I'm curious about the future of New York City.  It is almost a silly thing to say, but specifically I think is really important for leaders to think as futurists. We need to think about the jobs of the future. We think need to think about different revenue possibilities for the City. I think we need to think about how the social safety net works, we need to rethink policing. Are police there to protect? Protect who from what and how? Or are they there to facilitate great relationships? They're definitely different attitudes in policing; if you're looking for something wrong or if you're spending more time in prevention of something wrong—they’re two different approaches.

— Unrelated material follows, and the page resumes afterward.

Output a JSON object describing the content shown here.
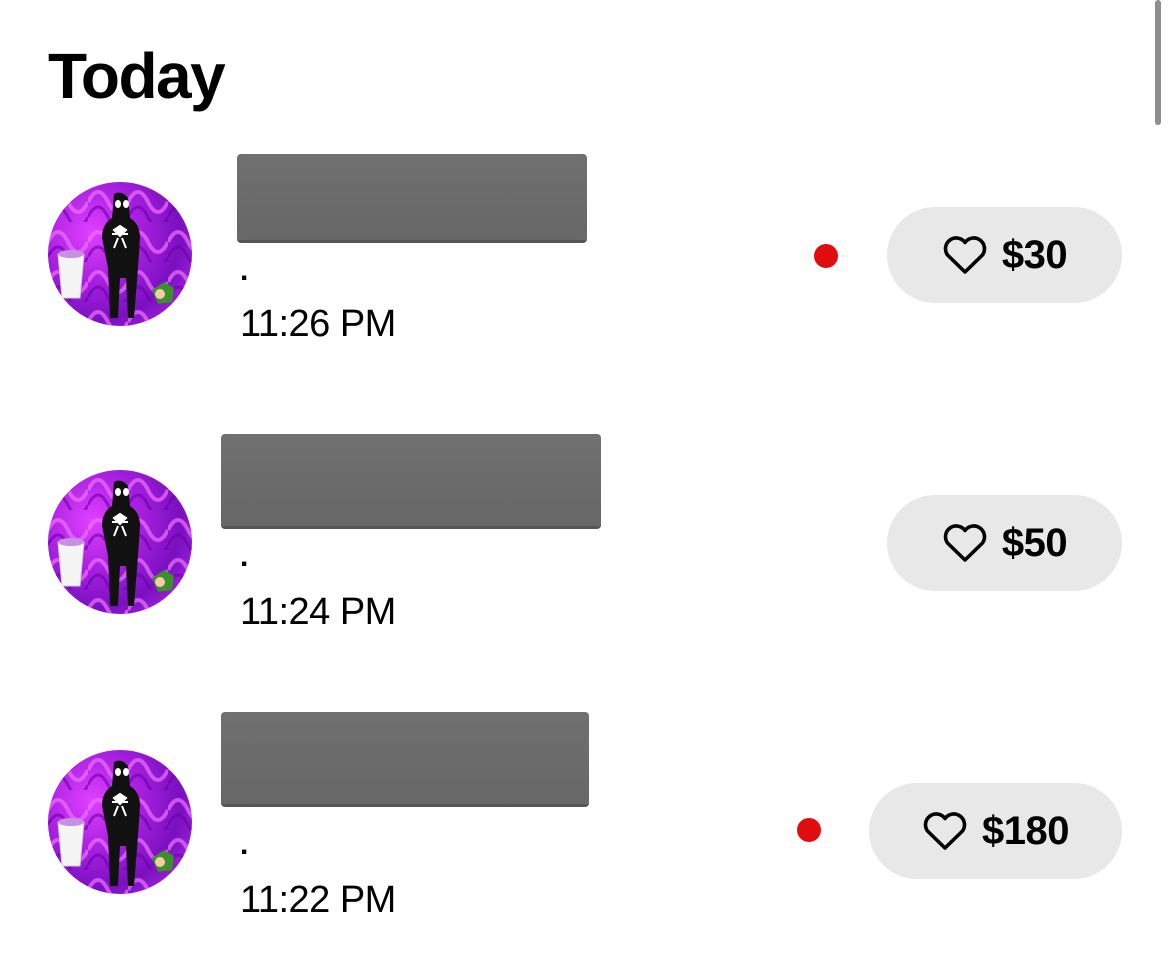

When people talk about ‘defund the police’ I think that is a scary phrase but if I think if it were flipped on his head and saying ‘let's invest in community so that police can do their jobs differently,’ then I think people would approach it differently. How do we take care of mental health? How do we take care of this surge of homelessness? How do we make sure that people coming from different backgrounds and don't have relationships, how do we form relationships so people can be you know better neighbors and be in the same space with one another? And things like restorative justice and those pieces that don't aren't so punitive because jails end up being graduate school for criminal behavior.

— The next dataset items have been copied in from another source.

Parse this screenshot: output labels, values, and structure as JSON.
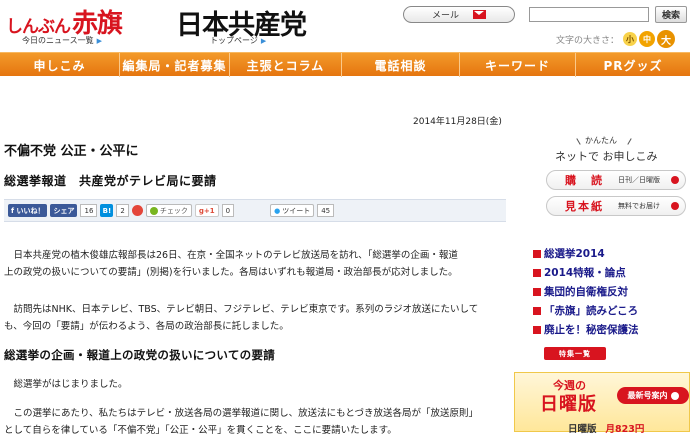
{
  "header": {
    "logo_small": "しんぶん",
    "logo_big": "赤旗",
    "news_link": "今日のニュース一覧",
    "jcp_logo": "日本共産党",
    "top_link": "トップページ",
    "mail_label": "メール",
    "search_button": "検索",
    "fontsize_label": "文字の大きさ：",
    "fontsize_small": "小",
    "fontsize_medium": "中",
    "fontsize_large": "大"
  },
  "nav": [
    {
      "label": "申しこみ",
      "w": 120
    },
    {
      "label": "編集局・記者募集",
      "w": 110
    },
    {
      "label": "主張とコラム",
      "w": 112
    },
    {
      "label": "電話相談",
      "w": 118
    },
    {
      "label": "キーワード",
      "w": 116
    },
    {
      "label": "PRグッズ",
      "w": 114
    }
  ],
  "article": {
    "date": "2014年11月28日(金)",
    "title": "不偏不党 公正・公平に",
    "subtitle": "総選挙報道　共産党がテレビ局に要請",
    "p1_l1": "　日本共産党の植木俊雄広報部長は26日、在京・全国ネットのテレビ放送局を訪れ、「総選挙の企画・報道",
    "p1_l2": "上の政党の扱いについての要請」(別掲)を行いました。各局はいずれも報道局・政治部長が応対しました。",
    "p2_l1": "　訪問先はNHK、日本テレビ、TBS、テレビ朝日、フジテレビ、テレビ東京です。系列のラジオ放送にたいして",
    "p2_l2": "も、今回の「要請」が伝わるよう、各局の政治部長に託しました。",
    "section_heading": "総選挙の企画・報道上の政党の扱いについての要請",
    "p3": "　総選挙がはじまりました。",
    "p4_l1": "　この選挙にあたり、私たちはテレビ・放送各局の選挙報道に関し、放送法にもとづき放送各局が「放送原則」",
    "p4_l2": "として自らを律している「不偏不党」「公正・公平」を貫くことを、ここに要請いたします。"
  },
  "social": {
    "like": "いいね！",
    "share": "シェア",
    "share_count": "16",
    "hatena": "B!",
    "hatena_count": "2",
    "check": "チェック",
    "gplus": "g+1",
    "gplus_count": "0",
    "tweet": "ツイート",
    "tweet_count": "45"
  },
  "sidebar": {
    "kantan": "かんたん",
    "apply": "ネットで お申しこみ",
    "daily_label": "購　読",
    "daily_sub": "日刊／日曜版",
    "sample_label": "見本紙",
    "sample_sub": "無料でお届け",
    "links": [
      "総選挙2014",
      "2014特報・論点",
      "集団的自衛権反対",
      "「赤旗」読みどころ",
      "廃止を！秘密保護法"
    ],
    "special": "特集一覧",
    "sunday_week": "今週の",
    "sunday_title": "日曜版",
    "sunday_latest": "最新号案内",
    "sunday_name": "日曜版",
    "sunday_price": "月823円"
  }
}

How do you stay motivated?
I think about my ancestors. I'm from New York City but if you look in a textbook of people of formerly enslaved folks, my family story would be in any history book. After the transatlantic slave trade coming through a port in Charleston, South Carolina, I had grandparents that once they were of age, got the heck out of Dodge and came up to New York City and had my parents, and a generation later, here I am. I think of the resilience of folks that were living a different life on the continent of Africa, free, and then having that taken away seeing hundreds, thousands of folks that they care about die, having no families ripped apart. I just think back to my ancestors I figure how resilient they were and recognize that as bad as things might seem for me that there's always a chance for sunshine to break through. I come from people that had hope when there was no hope, so I can't be a wimp about it.

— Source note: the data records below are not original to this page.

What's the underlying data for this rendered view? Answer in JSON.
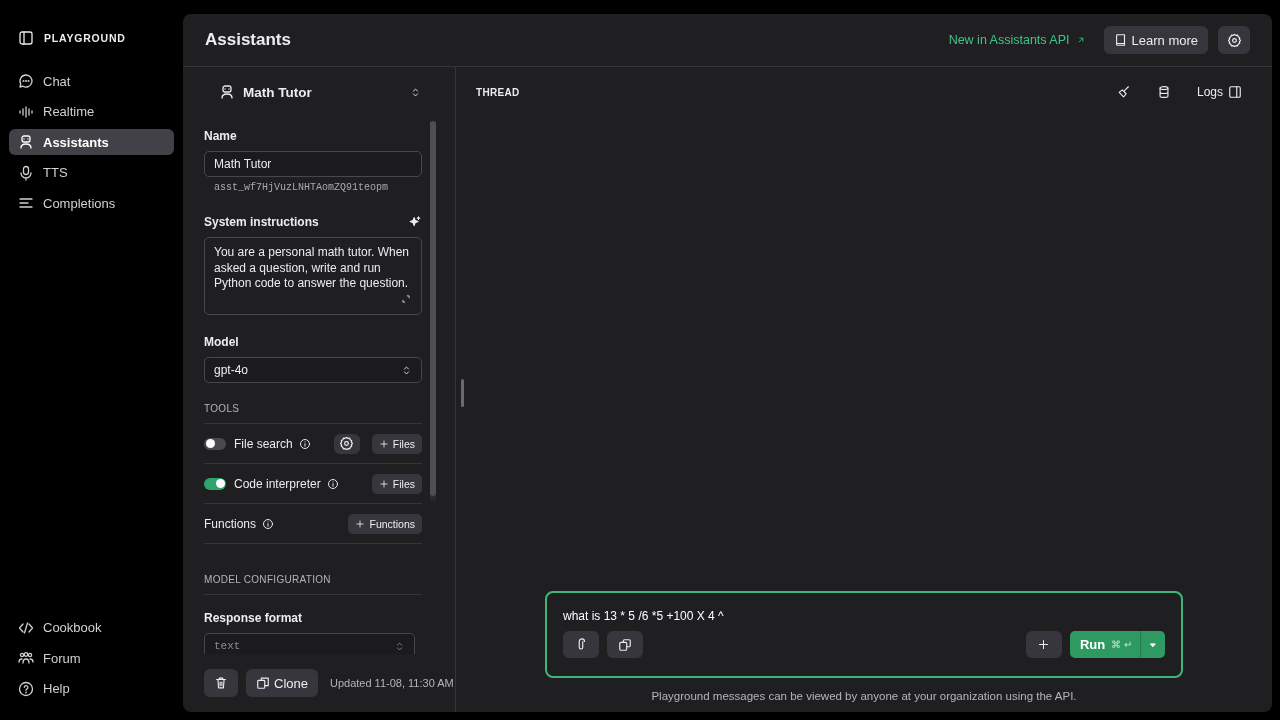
{
  "sidebar": {
    "title": "PLAYGROUND",
    "items": [
      {
        "label": "Chat",
        "selected": false
      },
      {
        "label": "Realtime",
        "selected": false
      },
      {
        "label": "Assistants",
        "selected": true
      },
      {
        "label": "TTS",
        "selected": false
      },
      {
        "label": "Completions",
        "selected": false
      }
    ],
    "footer_items": [
      {
        "label": "Cookbook"
      },
      {
        "label": "Forum"
      },
      {
        "label": "Help"
      }
    ]
  },
  "header": {
    "title": "Assistants",
    "news_link": "New in Assistants API",
    "learn_more": "Learn more"
  },
  "assistant": {
    "selector": "Math Tutor",
    "name_label": "Name",
    "name": "Math Tutor",
    "id": "asst_wf7HjVuzLNHTAomZQ91teopm",
    "instructions_label": "System instructions",
    "instructions": "You are a personal math tutor. When asked a question, write and run Python code to answer the question.",
    "model_label": "Model",
    "model": "gpt-4o",
    "tools_heading": "TOOLS",
    "tools": [
      {
        "kind": "toggle",
        "label": "File search",
        "on": false,
        "settings": true,
        "button": "Files"
      },
      {
        "kind": "toggle",
        "label": "Code interpreter",
        "on": true,
        "settings": false,
        "button": "Files"
      },
      {
        "kind": "plain",
        "label": "Functions",
        "settings": false,
        "button": "Functions"
      }
    ],
    "config_heading": "MODEL CONFIGURATION",
    "response_format_label": "Response format",
    "response_format": "text",
    "clone": "Clone",
    "updated": "Updated 11-08, 11:30 AM"
  },
  "thread": {
    "title": "THREAD",
    "logs": "Logs",
    "message": "what is 13 * 5 /6 *5 +100 X 4 ^",
    "run": "Run",
    "shortcut": "⌘ ↵",
    "disclaimer": "Playground messages can be viewed by anyone at your organization using the API."
  }
}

What do you think a small-scale action that everyone could take today would?
Number one, everyone should vote and/or register anyone within their vicinity of voting age and eligibility to vote. So that’s very simple. If people vote and educate themselves, nationally, but even more importantly locally, then they can see how they can really implement change. Local elections are won by so few votes that if more people who voted, you could really move some thing. The second thing is--thinking about so many people unemployed right now, I really want people to support local businesses and I'll start with black businesses. You're talking about Black Lives Matter and you look at the federal response to the current economic crisis that helps small businesses, black and Latino businesses were getting denied at above 90% of their applications. So they don't have access to capital. They already had very weak relationships with banks at best, so I think if folks supported black businesses, people of color-owned businesses, women-owned businesses, local businesses, then people will start getting money moving within neighborhoods, and neighborhoods could come back. But without the money it's gonna be really really difficult.
Anything else you want to mention before we wrap up?
I would love people to check out Citizens Committee-- its www.citizensnyc.org. At the very least, sign up for our mailing list. We have great community resources there. There will be opportunities for folks to apply for local grants for their local community. And more and more we're doing community surveys so there are opportunities for you to lend your voice so that we know what you're thinking so that we can let stakeholders and local elected officials know how to best address your needs and also to highlight the wonderful things that you're doing.